L’évolution de TV Tours est étonnante. Notre image est bien meilleure et nos audiences sont en train d’exploser. Lancer une chaîne locale à l’époque, c’était super cool, tout le monde le faisait en 2006 et puis il y en a plein qui ont périclité. Et puis maintenant, le local est le nouveau cool, tout le monde s’y remet car les gens ont une sorte de défiance vis-à-vis des grandes chaînes, se posent la question de la fiabilité de leurs sources.

Nous proposons cette traçabilité de l’information qui est possible pour nous parce que nous sommes des journalistes du coin, que nous connaissons notre territoire et que nous restons accessibles pour les gens. Aujourd’hui, le circuit court ce n’est pas que pour la nourriture, on a envie de savoir ce qu’il y a dans notre assiette comme dans notre télé.

L’équipe s’est renouvelée depuis les débuts, la ligne éditoriale initiale – la proximité – est-elle toujours identique ?

Oui, le local, le local, le local ! La ligne éditoriale est la même, ce sont les programmes qui changent de temps en temps. On fonctionne avec une rédaction de neuf journalistes indépendants et chacun a tendance à avoir sa spécialité, son émission qui lui ressemble. Romain Delville et Audrey Champigny font les sports, Aurélie Renault est sur l’actu format magazine, moi je fais l’info positive… Chaque journaliste apporte des idées et on s’adapte aussi aux envies des téléspectateurs… Tout en ne parlant que de ce qui se passe chez nous aux gens de chez nous.

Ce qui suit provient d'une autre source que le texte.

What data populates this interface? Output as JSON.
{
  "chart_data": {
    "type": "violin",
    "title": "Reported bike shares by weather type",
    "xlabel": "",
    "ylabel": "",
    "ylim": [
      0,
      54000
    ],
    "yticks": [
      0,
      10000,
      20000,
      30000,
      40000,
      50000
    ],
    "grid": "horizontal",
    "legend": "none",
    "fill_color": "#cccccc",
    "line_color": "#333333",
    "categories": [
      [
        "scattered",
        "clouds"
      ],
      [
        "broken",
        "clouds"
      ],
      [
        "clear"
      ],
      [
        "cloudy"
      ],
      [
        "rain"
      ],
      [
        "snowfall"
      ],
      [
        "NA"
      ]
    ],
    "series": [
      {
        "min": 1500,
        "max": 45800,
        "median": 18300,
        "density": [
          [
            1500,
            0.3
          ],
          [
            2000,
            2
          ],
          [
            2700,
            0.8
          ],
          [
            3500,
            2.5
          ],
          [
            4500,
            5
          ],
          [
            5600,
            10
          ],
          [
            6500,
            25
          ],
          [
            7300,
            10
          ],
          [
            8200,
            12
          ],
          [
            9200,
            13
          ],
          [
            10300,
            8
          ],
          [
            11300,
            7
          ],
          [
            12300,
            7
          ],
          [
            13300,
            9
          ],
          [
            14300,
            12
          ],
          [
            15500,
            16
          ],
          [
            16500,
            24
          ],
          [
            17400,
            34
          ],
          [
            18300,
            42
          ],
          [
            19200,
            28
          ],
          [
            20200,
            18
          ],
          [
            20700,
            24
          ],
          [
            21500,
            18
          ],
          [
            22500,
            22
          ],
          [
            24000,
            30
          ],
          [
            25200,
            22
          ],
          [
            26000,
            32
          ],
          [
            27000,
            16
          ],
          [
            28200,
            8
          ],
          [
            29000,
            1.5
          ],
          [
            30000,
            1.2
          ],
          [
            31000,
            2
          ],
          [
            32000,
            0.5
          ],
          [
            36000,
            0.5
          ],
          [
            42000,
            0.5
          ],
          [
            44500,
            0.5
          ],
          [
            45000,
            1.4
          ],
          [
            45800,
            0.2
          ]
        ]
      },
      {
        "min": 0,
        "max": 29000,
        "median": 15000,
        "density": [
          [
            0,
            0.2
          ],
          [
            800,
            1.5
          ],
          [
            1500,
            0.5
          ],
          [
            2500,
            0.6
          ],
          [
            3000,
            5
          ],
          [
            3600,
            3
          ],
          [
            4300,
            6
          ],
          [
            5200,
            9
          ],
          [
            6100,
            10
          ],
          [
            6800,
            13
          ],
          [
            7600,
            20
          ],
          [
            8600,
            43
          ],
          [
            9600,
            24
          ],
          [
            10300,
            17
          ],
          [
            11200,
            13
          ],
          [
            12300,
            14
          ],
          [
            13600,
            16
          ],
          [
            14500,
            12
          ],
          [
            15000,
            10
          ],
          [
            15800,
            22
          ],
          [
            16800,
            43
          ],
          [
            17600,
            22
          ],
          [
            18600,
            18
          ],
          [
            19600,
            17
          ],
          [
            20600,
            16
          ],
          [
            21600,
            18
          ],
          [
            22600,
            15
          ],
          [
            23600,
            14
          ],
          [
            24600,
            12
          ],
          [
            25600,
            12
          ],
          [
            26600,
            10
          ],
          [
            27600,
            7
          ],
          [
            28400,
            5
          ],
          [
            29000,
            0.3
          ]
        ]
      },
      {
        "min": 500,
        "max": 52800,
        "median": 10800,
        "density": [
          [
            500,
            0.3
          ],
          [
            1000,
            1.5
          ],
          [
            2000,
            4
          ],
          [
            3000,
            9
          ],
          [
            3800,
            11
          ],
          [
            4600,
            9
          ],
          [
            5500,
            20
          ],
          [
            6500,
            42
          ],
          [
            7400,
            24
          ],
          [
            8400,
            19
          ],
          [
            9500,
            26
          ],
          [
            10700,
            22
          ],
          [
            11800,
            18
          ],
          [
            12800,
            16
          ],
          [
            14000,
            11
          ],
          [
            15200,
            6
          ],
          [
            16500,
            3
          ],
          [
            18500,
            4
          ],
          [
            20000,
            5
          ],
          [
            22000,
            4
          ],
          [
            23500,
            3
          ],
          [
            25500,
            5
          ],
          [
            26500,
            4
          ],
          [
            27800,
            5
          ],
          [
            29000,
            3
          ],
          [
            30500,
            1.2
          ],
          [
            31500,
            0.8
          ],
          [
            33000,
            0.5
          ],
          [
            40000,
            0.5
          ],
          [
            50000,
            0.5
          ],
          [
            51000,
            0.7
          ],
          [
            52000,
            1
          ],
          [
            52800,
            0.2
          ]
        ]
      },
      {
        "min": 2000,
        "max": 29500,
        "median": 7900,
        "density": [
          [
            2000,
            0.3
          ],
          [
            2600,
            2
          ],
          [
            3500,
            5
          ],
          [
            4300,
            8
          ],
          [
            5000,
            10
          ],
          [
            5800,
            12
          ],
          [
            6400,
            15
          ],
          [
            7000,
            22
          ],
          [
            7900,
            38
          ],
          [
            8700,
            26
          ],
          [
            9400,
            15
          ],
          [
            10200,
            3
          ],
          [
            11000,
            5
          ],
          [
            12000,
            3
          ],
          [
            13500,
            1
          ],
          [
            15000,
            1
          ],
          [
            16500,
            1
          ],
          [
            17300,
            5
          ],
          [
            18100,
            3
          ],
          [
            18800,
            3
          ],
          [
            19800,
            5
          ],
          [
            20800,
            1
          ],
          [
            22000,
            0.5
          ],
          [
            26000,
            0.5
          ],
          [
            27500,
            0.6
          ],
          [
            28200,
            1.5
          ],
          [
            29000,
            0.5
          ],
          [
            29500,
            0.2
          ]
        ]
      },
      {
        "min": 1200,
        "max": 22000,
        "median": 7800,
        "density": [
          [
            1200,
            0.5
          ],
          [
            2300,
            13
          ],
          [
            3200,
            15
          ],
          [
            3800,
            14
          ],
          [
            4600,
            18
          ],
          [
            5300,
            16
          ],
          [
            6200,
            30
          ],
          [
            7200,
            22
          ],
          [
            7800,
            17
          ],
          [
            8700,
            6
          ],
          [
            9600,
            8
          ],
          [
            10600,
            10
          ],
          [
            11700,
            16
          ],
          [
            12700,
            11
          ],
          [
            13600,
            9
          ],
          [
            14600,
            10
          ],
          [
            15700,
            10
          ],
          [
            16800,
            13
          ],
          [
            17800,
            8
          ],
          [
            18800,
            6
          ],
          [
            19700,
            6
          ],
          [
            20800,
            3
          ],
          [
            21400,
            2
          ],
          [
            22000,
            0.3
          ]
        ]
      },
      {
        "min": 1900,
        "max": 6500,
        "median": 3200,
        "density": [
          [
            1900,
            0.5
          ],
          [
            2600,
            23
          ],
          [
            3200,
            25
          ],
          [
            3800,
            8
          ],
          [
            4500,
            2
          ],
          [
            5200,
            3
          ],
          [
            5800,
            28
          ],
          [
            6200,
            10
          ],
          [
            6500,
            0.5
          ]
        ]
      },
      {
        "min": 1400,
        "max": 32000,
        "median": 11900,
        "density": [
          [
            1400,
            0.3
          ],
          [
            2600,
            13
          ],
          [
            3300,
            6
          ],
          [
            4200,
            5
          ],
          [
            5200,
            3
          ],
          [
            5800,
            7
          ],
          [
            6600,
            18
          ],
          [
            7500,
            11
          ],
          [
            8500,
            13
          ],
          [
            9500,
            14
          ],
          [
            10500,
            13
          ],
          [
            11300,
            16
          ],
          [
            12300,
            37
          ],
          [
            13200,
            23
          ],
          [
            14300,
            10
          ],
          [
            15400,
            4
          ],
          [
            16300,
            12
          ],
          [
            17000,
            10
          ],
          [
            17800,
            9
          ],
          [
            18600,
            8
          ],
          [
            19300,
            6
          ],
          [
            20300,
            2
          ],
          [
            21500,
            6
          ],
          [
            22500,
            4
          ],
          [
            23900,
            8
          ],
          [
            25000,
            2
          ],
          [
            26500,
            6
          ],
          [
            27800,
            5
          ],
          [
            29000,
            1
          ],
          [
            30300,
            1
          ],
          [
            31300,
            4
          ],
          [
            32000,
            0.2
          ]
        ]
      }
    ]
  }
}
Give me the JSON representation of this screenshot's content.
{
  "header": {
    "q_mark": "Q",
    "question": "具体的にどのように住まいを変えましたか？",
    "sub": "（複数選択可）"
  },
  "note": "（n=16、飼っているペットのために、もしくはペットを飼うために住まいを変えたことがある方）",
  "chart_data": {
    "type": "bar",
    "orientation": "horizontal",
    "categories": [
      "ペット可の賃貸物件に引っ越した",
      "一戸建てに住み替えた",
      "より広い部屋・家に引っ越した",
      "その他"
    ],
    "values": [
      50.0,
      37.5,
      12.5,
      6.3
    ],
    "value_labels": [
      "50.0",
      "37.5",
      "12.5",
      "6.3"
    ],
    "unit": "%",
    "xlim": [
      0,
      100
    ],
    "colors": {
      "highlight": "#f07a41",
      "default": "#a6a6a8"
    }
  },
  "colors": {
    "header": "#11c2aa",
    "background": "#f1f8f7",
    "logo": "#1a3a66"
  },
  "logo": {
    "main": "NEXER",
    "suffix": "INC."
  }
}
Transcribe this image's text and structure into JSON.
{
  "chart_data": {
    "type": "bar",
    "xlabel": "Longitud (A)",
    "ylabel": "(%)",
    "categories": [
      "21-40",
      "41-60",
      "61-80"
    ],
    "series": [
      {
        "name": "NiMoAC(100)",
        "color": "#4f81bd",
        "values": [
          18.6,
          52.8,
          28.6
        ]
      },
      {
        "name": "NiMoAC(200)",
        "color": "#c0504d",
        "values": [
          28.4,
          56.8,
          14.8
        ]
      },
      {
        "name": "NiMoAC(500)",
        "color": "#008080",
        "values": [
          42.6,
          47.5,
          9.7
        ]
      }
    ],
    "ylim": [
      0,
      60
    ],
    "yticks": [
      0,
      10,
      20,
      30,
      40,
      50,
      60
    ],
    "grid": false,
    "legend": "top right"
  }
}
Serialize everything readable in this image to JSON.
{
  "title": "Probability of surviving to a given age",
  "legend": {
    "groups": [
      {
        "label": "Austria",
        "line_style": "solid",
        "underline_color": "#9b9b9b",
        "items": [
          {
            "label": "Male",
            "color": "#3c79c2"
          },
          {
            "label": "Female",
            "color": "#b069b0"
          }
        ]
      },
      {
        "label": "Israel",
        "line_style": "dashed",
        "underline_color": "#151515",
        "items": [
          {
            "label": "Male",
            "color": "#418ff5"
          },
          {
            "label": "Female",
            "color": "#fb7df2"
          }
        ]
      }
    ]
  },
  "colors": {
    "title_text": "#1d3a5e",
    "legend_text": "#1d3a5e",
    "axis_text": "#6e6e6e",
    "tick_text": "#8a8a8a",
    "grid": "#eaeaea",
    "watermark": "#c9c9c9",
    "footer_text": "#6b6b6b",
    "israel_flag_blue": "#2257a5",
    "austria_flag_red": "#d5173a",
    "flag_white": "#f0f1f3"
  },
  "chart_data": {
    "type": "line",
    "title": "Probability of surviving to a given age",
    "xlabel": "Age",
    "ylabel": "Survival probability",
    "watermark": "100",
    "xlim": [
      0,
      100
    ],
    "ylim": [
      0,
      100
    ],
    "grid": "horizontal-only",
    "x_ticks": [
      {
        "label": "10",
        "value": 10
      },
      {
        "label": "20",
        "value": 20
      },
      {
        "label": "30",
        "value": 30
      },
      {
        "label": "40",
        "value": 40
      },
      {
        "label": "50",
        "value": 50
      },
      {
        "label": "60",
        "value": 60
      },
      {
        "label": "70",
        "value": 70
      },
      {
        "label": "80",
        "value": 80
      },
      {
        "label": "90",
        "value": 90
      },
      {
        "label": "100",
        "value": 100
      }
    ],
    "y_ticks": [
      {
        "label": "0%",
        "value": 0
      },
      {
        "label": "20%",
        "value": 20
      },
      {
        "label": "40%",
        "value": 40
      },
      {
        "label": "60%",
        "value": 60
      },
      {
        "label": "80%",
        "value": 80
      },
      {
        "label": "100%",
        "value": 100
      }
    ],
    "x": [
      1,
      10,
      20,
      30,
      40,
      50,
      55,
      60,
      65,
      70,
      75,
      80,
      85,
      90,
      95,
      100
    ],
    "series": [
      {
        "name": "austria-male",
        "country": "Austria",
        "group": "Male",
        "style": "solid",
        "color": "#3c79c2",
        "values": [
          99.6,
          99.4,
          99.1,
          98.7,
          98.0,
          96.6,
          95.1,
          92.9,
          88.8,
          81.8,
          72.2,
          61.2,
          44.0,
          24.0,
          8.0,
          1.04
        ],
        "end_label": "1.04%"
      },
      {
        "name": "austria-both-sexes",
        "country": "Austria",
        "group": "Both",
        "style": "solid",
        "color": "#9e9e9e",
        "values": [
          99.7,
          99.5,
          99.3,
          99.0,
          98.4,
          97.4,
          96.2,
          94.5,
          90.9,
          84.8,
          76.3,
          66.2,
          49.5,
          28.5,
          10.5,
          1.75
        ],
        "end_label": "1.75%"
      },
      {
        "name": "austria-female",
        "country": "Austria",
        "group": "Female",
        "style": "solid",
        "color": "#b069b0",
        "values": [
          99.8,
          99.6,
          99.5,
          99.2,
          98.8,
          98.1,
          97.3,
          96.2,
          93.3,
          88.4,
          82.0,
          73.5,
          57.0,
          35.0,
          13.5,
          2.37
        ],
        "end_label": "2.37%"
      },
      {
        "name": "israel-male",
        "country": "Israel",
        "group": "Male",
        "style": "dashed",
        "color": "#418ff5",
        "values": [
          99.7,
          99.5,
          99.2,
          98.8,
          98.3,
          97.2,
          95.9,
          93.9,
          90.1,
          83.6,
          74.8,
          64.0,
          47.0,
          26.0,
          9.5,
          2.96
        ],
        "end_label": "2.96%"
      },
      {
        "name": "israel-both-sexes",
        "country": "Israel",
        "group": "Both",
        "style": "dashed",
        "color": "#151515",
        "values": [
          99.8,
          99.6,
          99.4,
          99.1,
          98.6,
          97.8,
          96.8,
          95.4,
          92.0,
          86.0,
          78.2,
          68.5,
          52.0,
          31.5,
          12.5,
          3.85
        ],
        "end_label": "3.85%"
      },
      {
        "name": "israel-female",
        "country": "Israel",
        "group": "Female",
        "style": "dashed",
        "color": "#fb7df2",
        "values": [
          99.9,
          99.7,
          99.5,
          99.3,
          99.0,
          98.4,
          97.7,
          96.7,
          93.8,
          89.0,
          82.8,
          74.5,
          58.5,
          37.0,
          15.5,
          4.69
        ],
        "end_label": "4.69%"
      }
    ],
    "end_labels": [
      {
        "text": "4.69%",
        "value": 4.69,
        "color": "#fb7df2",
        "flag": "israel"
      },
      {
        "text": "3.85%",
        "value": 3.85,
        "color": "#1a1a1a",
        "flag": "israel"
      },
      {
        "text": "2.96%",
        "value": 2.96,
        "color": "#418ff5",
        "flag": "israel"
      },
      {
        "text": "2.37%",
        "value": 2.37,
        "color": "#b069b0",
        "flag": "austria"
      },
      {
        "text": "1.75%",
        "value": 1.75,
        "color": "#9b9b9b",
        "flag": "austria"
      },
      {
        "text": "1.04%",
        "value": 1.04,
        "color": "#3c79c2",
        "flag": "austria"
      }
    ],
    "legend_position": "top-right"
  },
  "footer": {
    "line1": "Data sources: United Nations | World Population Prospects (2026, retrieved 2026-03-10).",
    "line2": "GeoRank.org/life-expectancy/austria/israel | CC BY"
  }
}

Peut-on dire que vous êtes aujourd’hui bien inscrits dans le paysage local ?

La notoriété est super bonne. Les gens nous connaissent bien mais on a encore un énorme travail de conquête à faire sur le Loir-et-Cher.

Dans Tilt, l’émission que vous présentez (avec Samuel Collin le lundi), vous mêlez info pratique et divertissement. Quelle est la recette, le bon mix ?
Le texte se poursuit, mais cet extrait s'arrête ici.